Often, confusions in coloration arise at the dissonance of how turkey meat looks in contrast to, say, beef, and the warning signs that such rosacea hues provoke, and the tendency to link lower temperatures–or recesses deep within the bird–to a pinkish coloration of underdone meat–encouraging embarrassment at the Thanksgiving table, as the sort of coloration associated with under-done beef regularly crops up in some parts even of prepared turkey prepared above the threshold internal temperature of 165º.
The very tension seems one that the WaPo graphic seems designed to trigger or provoke: the pinkish coloration that’s retained by turkey meat is usually caused by increased storage of oxygen in myoglobin in turkeys, and amplified by the presence of nitrates often included in turkey feed. But the pink tinge of some cooked turkey meat gives it a redder coloration recalling underdone meat, falling on the end of the “meat” color spectrum above, leaving many in the nation that cooking a bird to an internal 160 degrees is insufficient, and warned of the dangers of eating raw meat, which the rosacea ramp in WaPo asks us to re-imagine the national fabric–in an image that cannot but recall an electoral map–provokes.

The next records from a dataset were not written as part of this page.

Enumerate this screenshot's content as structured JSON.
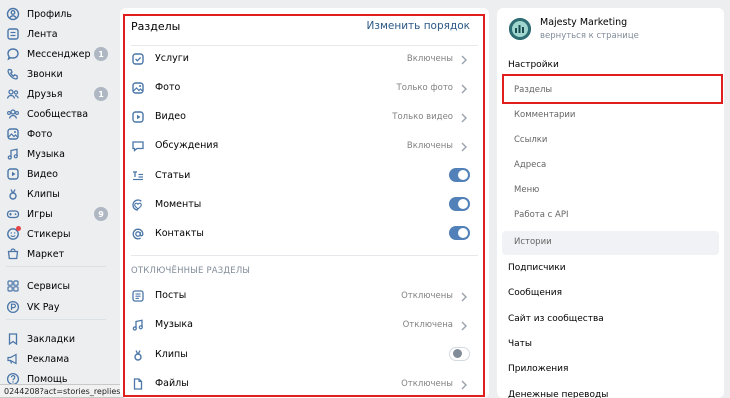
{
  "left_nav": {
    "items": [
      {
        "label": "Профиль",
        "icon": "user-circle-icon"
      },
      {
        "label": "Лента",
        "icon": "news-icon"
      },
      {
        "label": "Мессенджер",
        "icon": "message-icon",
        "badge": "1"
      },
      {
        "label": "Звонки",
        "icon": "phone-icon"
      },
      {
        "label": "Друзья",
        "icon": "friends-icon",
        "badge": "1"
      },
      {
        "label": "Сообщества",
        "icon": "communities-icon"
      },
      {
        "label": "Фото",
        "icon": "photo-icon"
      },
      {
        "label": "Музыка",
        "icon": "music-icon"
      },
      {
        "label": "Видео",
        "icon": "video-icon"
      },
      {
        "label": "Клипы",
        "icon": "clips-icon"
      },
      {
        "label": "Игры",
        "icon": "games-icon",
        "badge": "9"
      },
      {
        "label": "Стикеры",
        "icon": "stickers-icon"
      },
      {
        "label": "Маркет",
        "icon": "market-icon"
      },
      {
        "label": "Сервисы",
        "icon": "services-icon"
      },
      {
        "label": "VK Pay",
        "icon": "vkpay-icon"
      },
      {
        "label": "Закладки",
        "icon": "bookmark-icon"
      },
      {
        "label": "Реклама",
        "icon": "ads-icon"
      },
      {
        "label": "Помощь",
        "icon": "help-icon"
      }
    ]
  },
  "status_bar": {
    "text": "0244208?act=stories_replies"
  },
  "sections_panel": {
    "title": "Разделы",
    "action": "Изменить порядок",
    "enabled_rows": [
      {
        "label": "Услуги",
        "value": "Включены",
        "icon": "services-check-icon"
      },
      {
        "label": "Фото",
        "value": "Только фото",
        "icon": "photo-icon"
      },
      {
        "label": "Видео",
        "value": "Только видео",
        "icon": "video-icon"
      },
      {
        "label": "Обсуждения",
        "value": "Включены",
        "icon": "discussions-icon"
      },
      {
        "label": "Статьи",
        "toggle": true,
        "icon": "articles-icon"
      },
      {
        "label": "Моменты",
        "toggle": true,
        "icon": "moments-icon"
      },
      {
        "label": "Контакты",
        "toggle": true,
        "icon": "contacts-icon"
      }
    ],
    "disabled_title": "ОТКЛЮЧЁННЫЕ РАЗДЕЛЫ",
    "disabled_rows": [
      {
        "label": "Посты",
        "value": "Отключены",
        "icon": "posts-icon"
      },
      {
        "label": "Музыка",
        "value": "Отключена",
        "icon": "music-icon"
      },
      {
        "label": "Клипы",
        "toggle": false,
        "icon": "clips-icon"
      },
      {
        "label": "Файлы",
        "value": "Отключены",
        "icon": "files-icon"
      }
    ]
  },
  "right_panel": {
    "community_name": "Majesty Marketing",
    "back_link": "вернуться к странице",
    "items": [
      {
        "label": "Настройки",
        "level": "top"
      },
      {
        "label": "Разделы",
        "level": "sub",
        "selected": true
      },
      {
        "label": "Комментарии",
        "level": "sub"
      },
      {
        "label": "Ссылки",
        "level": "sub"
      },
      {
        "label": "Адреса",
        "level": "sub"
      },
      {
        "label": "Меню",
        "level": "sub"
      },
      {
        "label": "Работа с API",
        "level": "sub"
      },
      {
        "label": "Истории",
        "level": "sub",
        "selected": true
      },
      {
        "label": "Подписчики",
        "level": "top"
      },
      {
        "label": "Сообщения",
        "level": "top"
      },
      {
        "label": "Сайт из сообщества",
        "level": "top"
      },
      {
        "label": "Чаты",
        "level": "top"
      },
      {
        "label": "Приложения",
        "level": "top"
      },
      {
        "label": "Денежные переводы",
        "level": "top"
      }
    ]
  },
  "colors": {
    "accent": "#4a76a8",
    "link": "#2a5885",
    "toggle_on": "#5181b8",
    "highlight_box": "#e01e1e"
  }
}
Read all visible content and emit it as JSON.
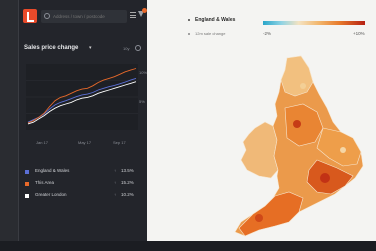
{
  "search": {
    "placeholder": "Address / town / postcode"
  },
  "panel": {
    "title": "Sales price change",
    "chevron": "▾",
    "range": "10y"
  },
  "chart_data": {
    "type": "line",
    "x": [
      0,
      1,
      2,
      3,
      4,
      5,
      6,
      7,
      8,
      9,
      10,
      11,
      12,
      13,
      14,
      15,
      16,
      17,
      18,
      19,
      20
    ],
    "x_tick_labels": [
      "Jan 17",
      "May 17",
      "Sep 17"
    ],
    "y_tick_labels": [
      "10%",
      "5%"
    ],
    "series": [
      {
        "name": "England & Wales",
        "color": "#5b6fd6",
        "values": [
          0.4,
          1.0,
          1.6,
          2.4,
          3.6,
          4.6,
          5.2,
          5.6,
          6.1,
          6.6,
          7.0,
          7.2,
          7.6,
          8.2,
          8.6,
          9.0,
          9.3,
          9.7,
          10.1,
          10.6,
          11.0
        ]
      },
      {
        "name": "This Area",
        "color": "#e8692a",
        "values": [
          0.2,
          0.8,
          1.6,
          2.6,
          4.2,
          5.6,
          6.4,
          6.8,
          7.4,
          8.0,
          8.4,
          8.6,
          9.2,
          10.0,
          10.6,
          11.0,
          11.4,
          12.0,
          12.6,
          13.0,
          13.4
        ]
      },
      {
        "name": "Greater London",
        "color": "#ffffff",
        "values": [
          0.0,
          0.4,
          1.2,
          2.0,
          3.0,
          3.8,
          4.4,
          4.8,
          5.2,
          5.8,
          6.2,
          6.4,
          6.8,
          7.4,
          7.8,
          8.2,
          8.6,
          9.0,
          9.4,
          9.8,
          10.2
        ]
      }
    ],
    "ylim": [
      -1,
      14
    ]
  },
  "legend": [
    {
      "name": "England & Wales",
      "arrow": "↑",
      "value": "13.5%",
      "color": "#5b6fd6"
    },
    {
      "name": "This Area",
      "arrow": "↑",
      "value": "15.2%",
      "color": "#e8692a"
    },
    {
      "name": "Greater London",
      "arrow": "↑",
      "value": "10.2%",
      "color": "#ffffff"
    }
  ],
  "map_legend": {
    "title": "England & Wales",
    "subtitle": "12m sale change",
    "min_label": "-2%",
    "max_label": "+10%"
  }
}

The breaking down of cases by states is derived from the CDC warning sites, but provides almost no epidemiological information, of course: the turkey appears contaminated in the farms where they were bred, and the presence of contaminated ground meat in more populated states offers little clue to the origin of the outbreak, but only the range of turkey products now consumed–and the danger signs of rosacea-colored meat lying beneath the carved breast.

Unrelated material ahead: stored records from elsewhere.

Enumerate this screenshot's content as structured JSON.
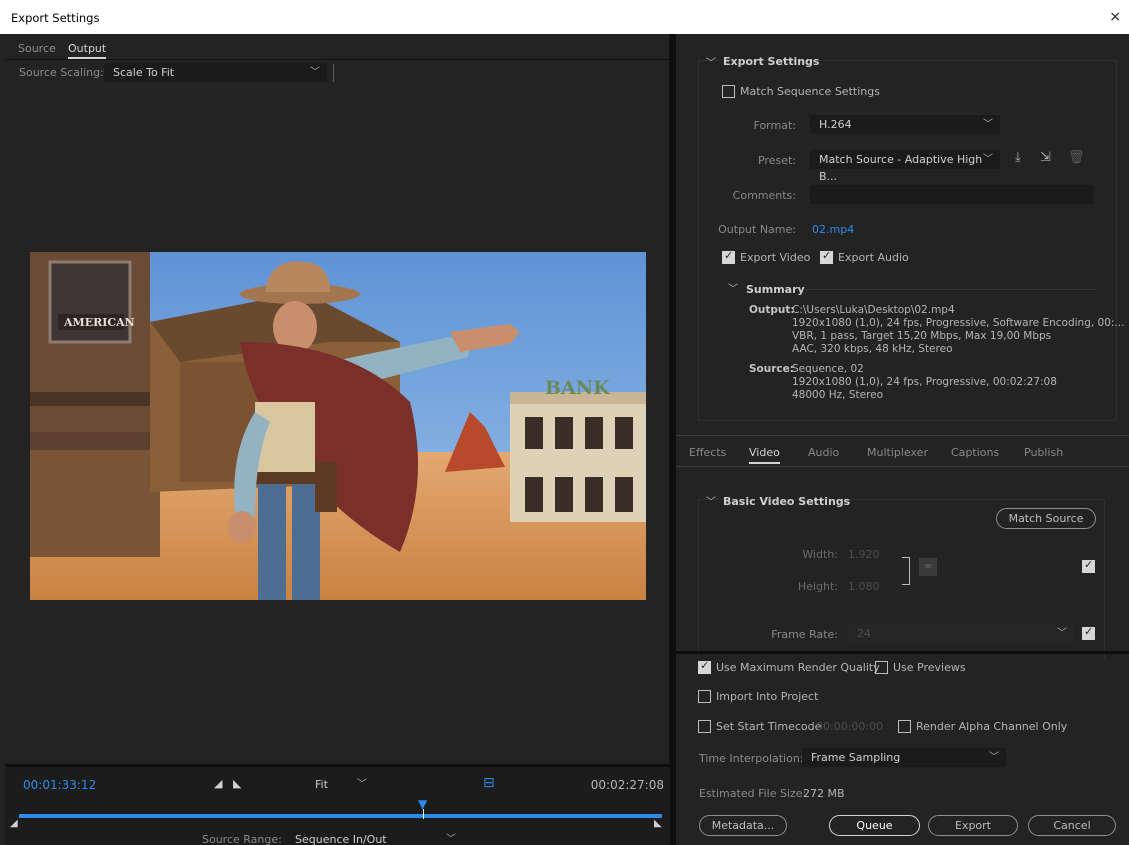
{
  "window": {
    "title": "Export Settings",
    "close": "×"
  },
  "left": {
    "tabs": [
      "Source",
      "Output"
    ],
    "source_scaling": {
      "label": "Source Scaling:",
      "value": "Scale To Fit"
    },
    "timeline": {
      "current": "00:01:33:12",
      "end": "00:02:27:08",
      "zoom": "Fit",
      "source_range_label": "Source Range:",
      "source_range_value": "Sequence In/Out"
    },
    "preview_sign_american": "AMERICAN",
    "preview_sign_bank": "BANK"
  },
  "export_settings": {
    "title": "Export Settings",
    "match_sequence": "Match Sequence Settings",
    "format_label": "Format:",
    "format_value": "H.264",
    "preset_label": "Preset:",
    "preset_value": "Match Source - Adaptive High B...",
    "comments_label": "Comments:",
    "output_name_label": "Output Name:",
    "output_name_value": "02.mp4",
    "export_video": "Export Video",
    "export_audio": "Export Audio"
  },
  "summary": {
    "title": "Summary",
    "output_key": "Output:",
    "output_lines": [
      "C:\\Users\\Luka\\Desktop\\02.mp4",
      "1920x1080 (1,0), 24 fps, Progressive, Software Encoding, 00:...",
      "VBR, 1 pass, Target 15,20 Mbps, Max 19,00 Mbps",
      "AAC, 320 kbps, 48 kHz, Stereo"
    ],
    "source_key": "Source:",
    "source_lines": [
      "Sequence, 02",
      "1920x1080 (1,0), 24 fps, Progressive, 00:02:27:08",
      "48000 Hz, Stereo"
    ]
  },
  "subtabs": [
    "Effects",
    "Video",
    "Audio",
    "Multiplexer",
    "Captions",
    "Publish"
  ],
  "video": {
    "title": "Basic Video Settings",
    "match_source": "Match Source",
    "width_label": "Width:",
    "width_value": "1.920",
    "height_label": "Height:",
    "height_value": "1.080",
    "frame_rate_label": "Frame Rate:",
    "frame_rate_value": "24"
  },
  "bottom": {
    "max_render": "Use Maximum Render Quality",
    "use_previews": "Use Previews",
    "import_project": "Import Into Project",
    "set_start_tc": "Set Start Timecode",
    "start_tc_value": "00:00:00:00",
    "render_alpha": "Render Alpha Channel Only",
    "time_interp_label": "Time Interpolation:",
    "time_interp_value": "Frame Sampling",
    "file_size_label": "Estimated File Size:",
    "file_size_value": "272 MB",
    "metadata": "Metadata...",
    "queue": "Queue",
    "export": "Export",
    "cancel": "Cancel"
  }
}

But it makes us worry about the boom of turkey breeding, and the difficulty to contain foodborne infections in almost apocalyptic ways. A poor proxy for a public health warning, the reproduction of maps showing a near-universal concern of food safety nation-wide this Thanksgiving seems essentially a good thing to be alerted about, but feeds into deep national anxieties–
–by tweaking its color palette from the original CDC data vis–
The map raises immediate questions: are folks in Alabama, Louisiana, Mississippi, and Arkansas actually afflicted by Salmonella infections, but just haven’t reported the illness to health authorities to be toted up in such a map? The absence of illnesses reported in some states–West Virginia, New Mexico, Louisiana and elsewhere–may be due to the fact that many chalk it up to distasteful upset stomach, rather than have their disturbances medically diagnosed–assuming that all doctors diagnose. Any data vis is only as good as its numbers, reliance on self-reported numbers are even weaker.

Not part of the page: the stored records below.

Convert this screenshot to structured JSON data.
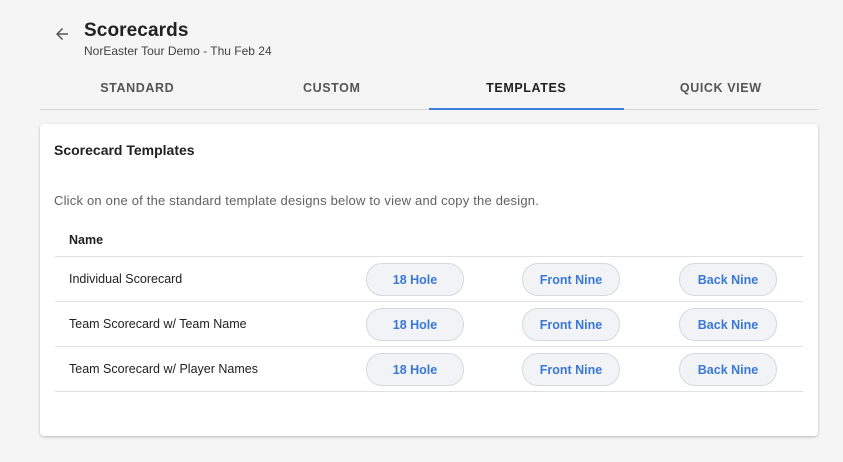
{
  "header": {
    "title": "Scorecards",
    "subtitle": "NorEaster Tour Demo - Thu Feb 24"
  },
  "tabs": [
    {
      "label": "STANDARD",
      "active": false
    },
    {
      "label": "CUSTOM",
      "active": false
    },
    {
      "label": "TEMPLATES",
      "active": true
    },
    {
      "label": "QUICK VIEW",
      "active": false
    }
  ],
  "card": {
    "title": "Scorecard Templates",
    "description": "Click on one of the standard template designs below to view and copy the design.",
    "column_header": "Name",
    "rows": [
      {
        "name": "Individual Scorecard",
        "buttons": [
          "18 Hole",
          "Front Nine",
          "Back Nine"
        ]
      },
      {
        "name": "Team Scorecard w/ Team Name",
        "buttons": [
          "18 Hole",
          "Front Nine",
          "Back Nine"
        ]
      },
      {
        "name": "Team Scorecard w/ Player Names",
        "buttons": [
          "18 Hole",
          "Front Nine",
          "Back Nine"
        ]
      }
    ]
  },
  "icons": {
    "back": "arrow-left-icon"
  },
  "colors": {
    "accent": "#3f7fe0",
    "button_text": "#3a78d6"
  }
}
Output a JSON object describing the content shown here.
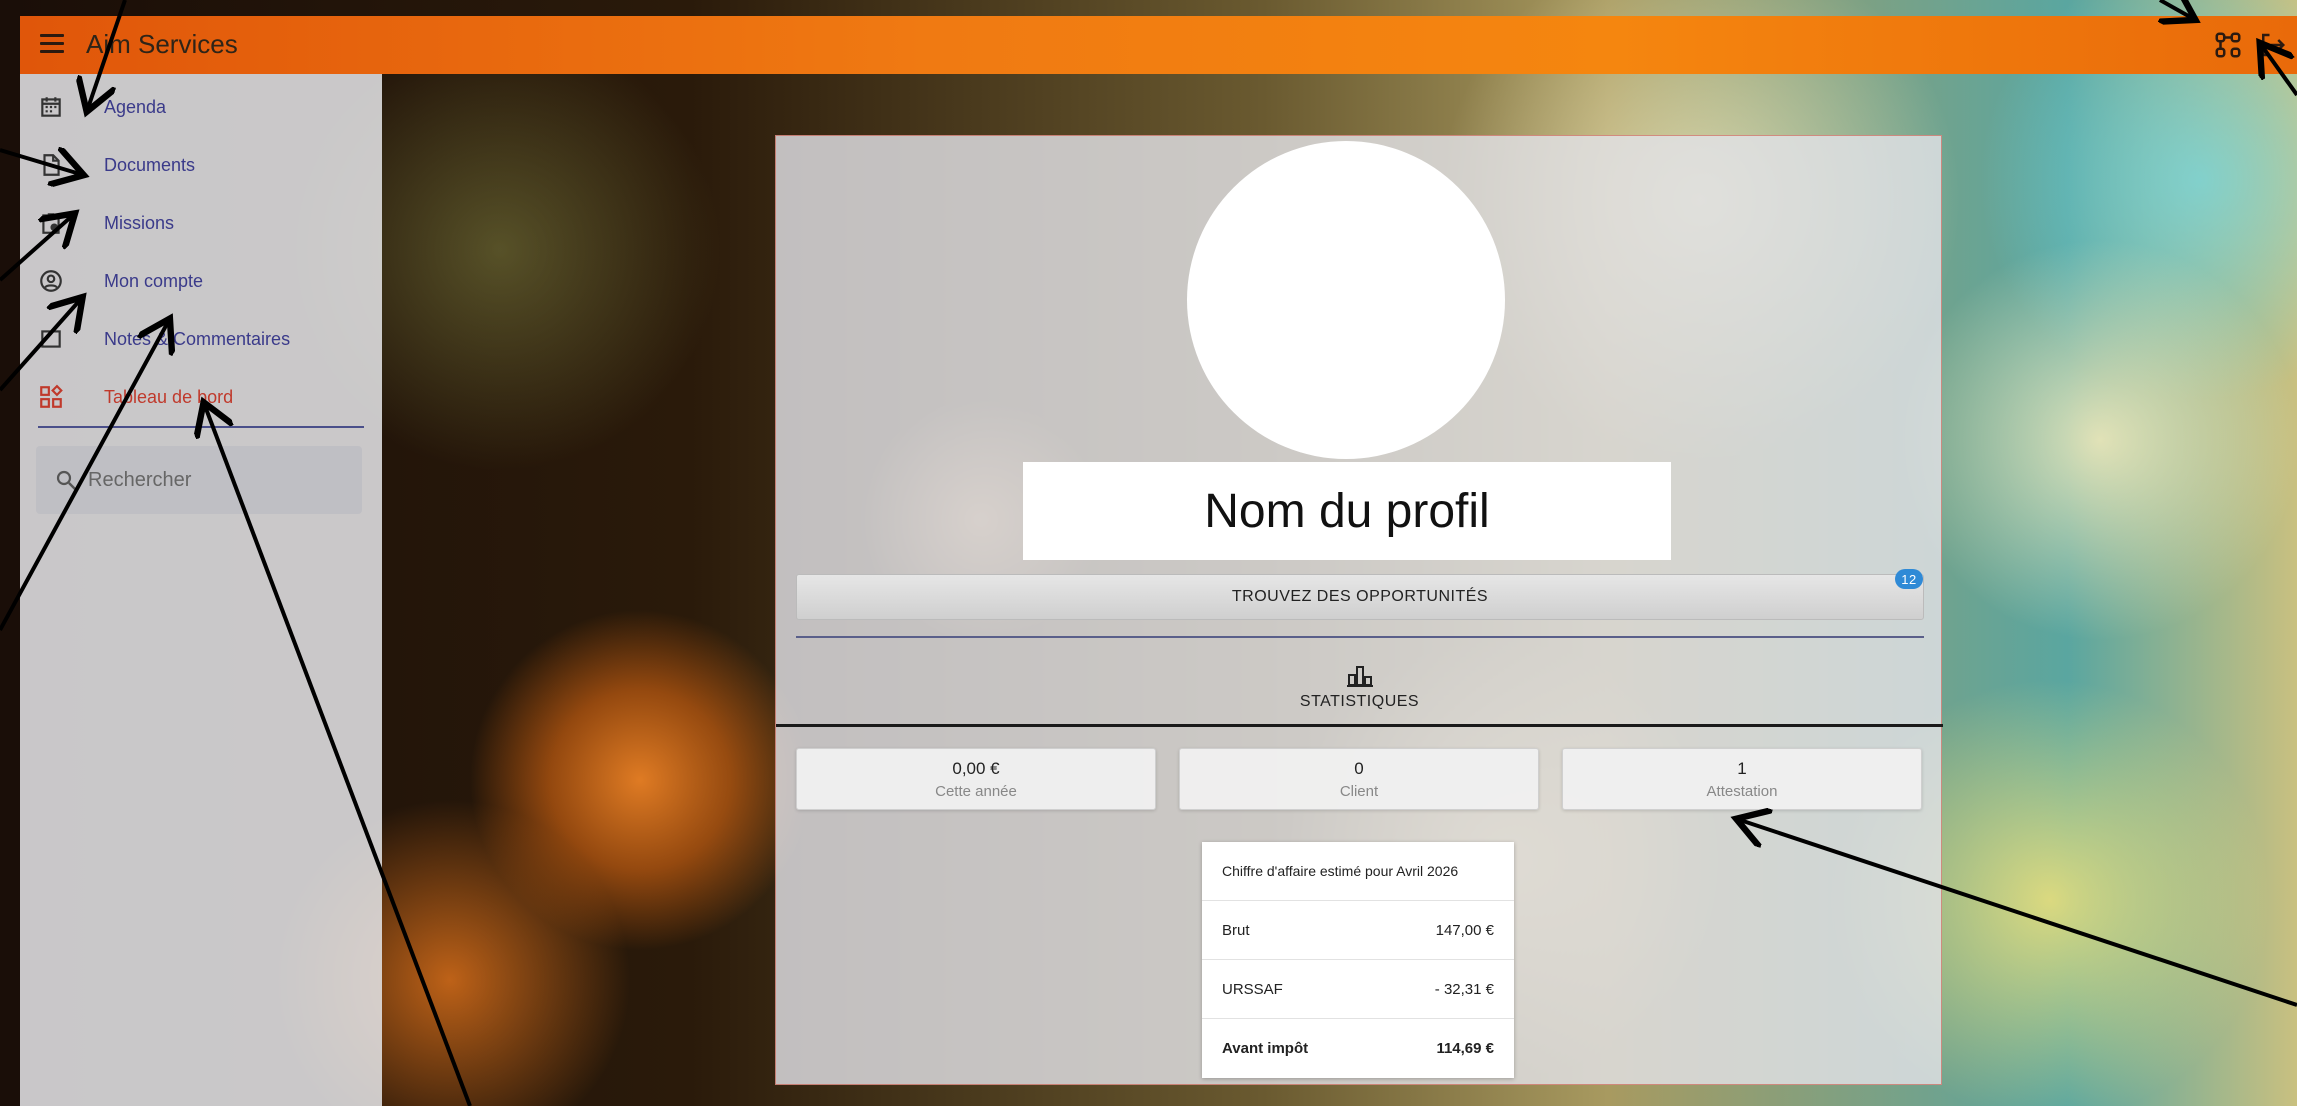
{
  "header": {
    "app_title": "Aim Services",
    "icons": [
      "menu-icon",
      "network-icon",
      "logout-icon"
    ]
  },
  "sidebar": {
    "items": [
      {
        "label": "Agenda",
        "icon": "calendar-icon"
      },
      {
        "label": "Documents",
        "icon": "document-icon"
      },
      {
        "label": "Missions",
        "icon": "clipboard-icon"
      },
      {
        "label": "Mon compte",
        "icon": "account-circle-icon"
      },
      {
        "label": "Notes & Commentaires",
        "icon": "notes-icon"
      },
      {
        "label": "Tableau de bord",
        "icon": "dashboard-icon",
        "active": true
      }
    ],
    "search": {
      "placeholder": "Rechercher",
      "icon": "search-icon"
    }
  },
  "profile": {
    "name": "Nom du profil",
    "opportunities_button": "TROUVEZ DES OPPORTUNITÉS",
    "opportunities_badge": "12",
    "stats_tab_label": "STATISTIQUES",
    "stats_tab_icon": "bar-chart-icon"
  },
  "stats": [
    {
      "value": "0,00 €",
      "label": "Cette année"
    },
    {
      "value": "0",
      "label": "Client"
    },
    {
      "value": "1",
      "label": "Attestation"
    }
  ],
  "revenue_table": {
    "title": "Chiffre d'affaire estimé pour Avril 2026",
    "rows": [
      {
        "label": "Brut",
        "value": "147,00 €"
      },
      {
        "label": "URSSAF",
        "value": "- 32,31 €"
      },
      {
        "label": "Avant impôt",
        "value": "114,69 €"
      }
    ]
  },
  "colors": {
    "topbar": "#f07a12",
    "active_nav": "#c0392b",
    "nav_text": "#3a3a8a",
    "badge": "#2f8ad6"
  }
}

The map of the outbreaks of diseases among humans are difficult to trace to large distribution networks of primarily ground turkey. But were the outbreaks evidence of antibiotic-resistant strains that incubated in a nationwide network of factory farms? The recent outbreaks of salmonella were so frightening because they were found in multiple states and in multiple brands, sickening sixty-three individuals, has both led to the recall of 91,388 pounds of raw turkey meat from Wisconsin’s Jennie-O brand raw turkey–a branch of the second largest turkey-producing company. Despite ethical questions of disposing of so much raw avian meat–what to do with it? cook it and send it to homeless shelters? cook it and kill the strains?--even if much of the raw turkey was ground, it raised the terrifying specter of little to be thankful for in a set of mass-hospitalizations on Black Friday–as was rendered in an apparent cartographical color-ramp of underdone meat, each associated with the impending deepening of the danger signs of consuming underdone bits of bird–as well as the potentially cascading nature of infections among birds in factory farms.